Most of us are probably more familiar with those psalms which are widely known as the psalms of praise or the psalms of thanksgiving, where the moods of these psalms are generally quite upbeat. For today, however, we are going to be looking at a different category of psalms, namely, the psalms of lament, where the mood is a lot less upbeat.
And the psalm we are going to look at today is Psalm 13, one of the more well-known psalms of lament, which starts off with the phrase, “How Long O Lord,” a phrase which is repeated four times. Some have therefore called this “the howling psalm.”
Incidentally, Don Carson has written a book which is also titled, “How Long O Lord: Reflections on Suffering & Evil.” At the beginning of the book, he recounted this real-life story.
A pastor is cutting his front lawn. He looks up from his task just in time to see a heavy dump truck back out of his neighbor’s driveway - right over the neighbor’s 18-month-old son, who had been squatting behind the huge tires. The pastor accompanies the hysterical parents to the hospital in the ambulance. There is no hope for the little boy; he has been crushed beyond recognition.
The question is asked: “Where is God? Where is God when this happened?” Another real-life story… this time as told by James Dobson in his book, “When God Doesn’t Make Sense.”
In 1961, Dr Paul Carlson went on a medical mission trip to the Congo. He later returned back to his practice in California but found that he couldn’t forget those hopeless people he had encountered in Africa. He said this to a colleague, “If you could only see the need, you wouldn’t be able to swallow your sandwich.” So not long after, he moved his whole family back to Africa where he set up a makeshift clinic, operating at times by flashlight and making house calls on his motorbike.
Two years later, civil war broke out. Dr Carlson was among a group of Americans held captive by a rebel faction who was using them as political pawns. During their captivity, there came an opportunity for them to escape by climbing over a wall. Dr Carlson actually managed to reach the top of this wall and was a split second from freedom when a burst of bullets took him down. With that, Dr Carlson’s humanitarian commitment to the people of Congo came to a tragic end. He left behind a loving wife and 2 children.
And we are left to ask the question, “Why Lord?” Why couldn’t You have distracted the gunman for another instant? An insect in front of his nose or some sweat in his eyes could have changed the outcome! But no such distraction occurred!
Back in our church, we have all been praying for a dear sister. Two years ago, in Sep 2007, she went through a brain tumor surgery but didn’t wake up after the operation. And up till today, she continues to lie in a hospital bed, in a coma. Many of us, myself included, found ourselves inevitably posing this question to the Lord, “How long O Lord? How long more will it take before You wake her up from her coma?”

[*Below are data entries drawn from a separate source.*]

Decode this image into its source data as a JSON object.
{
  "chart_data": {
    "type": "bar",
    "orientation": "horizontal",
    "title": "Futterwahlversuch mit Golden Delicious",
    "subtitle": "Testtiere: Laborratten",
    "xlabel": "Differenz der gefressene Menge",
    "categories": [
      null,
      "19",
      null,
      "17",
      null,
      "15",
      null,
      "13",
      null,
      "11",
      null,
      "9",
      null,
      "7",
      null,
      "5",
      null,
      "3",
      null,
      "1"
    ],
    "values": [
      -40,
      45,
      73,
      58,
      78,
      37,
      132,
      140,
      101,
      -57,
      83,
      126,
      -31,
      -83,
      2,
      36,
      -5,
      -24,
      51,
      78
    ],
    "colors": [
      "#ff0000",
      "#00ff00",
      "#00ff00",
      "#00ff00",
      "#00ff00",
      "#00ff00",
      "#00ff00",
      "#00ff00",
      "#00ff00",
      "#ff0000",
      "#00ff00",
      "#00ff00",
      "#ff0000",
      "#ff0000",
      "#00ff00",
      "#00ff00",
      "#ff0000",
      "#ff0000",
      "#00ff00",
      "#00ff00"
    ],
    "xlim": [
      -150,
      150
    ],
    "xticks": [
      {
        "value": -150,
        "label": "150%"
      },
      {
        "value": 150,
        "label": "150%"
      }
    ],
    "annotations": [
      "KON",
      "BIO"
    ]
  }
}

Those of us who have lived long enough would have experienced, in one form or another, and in different degrees, the reality of pain and suffering – be it a personal tragedy, illness, failures or disappointments. And if we are completely honest with ourselves, I am sure that when we were struggling through such times of pain and suffering, the following are some of the questions we would have asked of the Lord,
Where were You O Lord when this accident happen?
Why O Lord did You allow this tragedy to take place?
How long O Lord must I go through this pain & suffering?
Philip Yancey, in his book “Disappointment with God” said this,
These questions are lodged somewhere inside all of us, yet few people ask them aloud, for they seem at best impolite, at worst heretical.
But consider this with me - is it really inappropriate for us to ask such questions of God? I mean, if you have read through the Bible, you would have realised that such questions were also asked by many of its writers. David, for example, asked God the following questions in the psalm we are looking at today, “How long, O Lord? Will You forget me forever? How long will You hide Your face from me?” And in Psalm 22, David also penned these very words which were later echoed by Jesus as He was hanging on the cross, “My God, my God, why have you abandoned me? Why are you so far away when I groan for help?”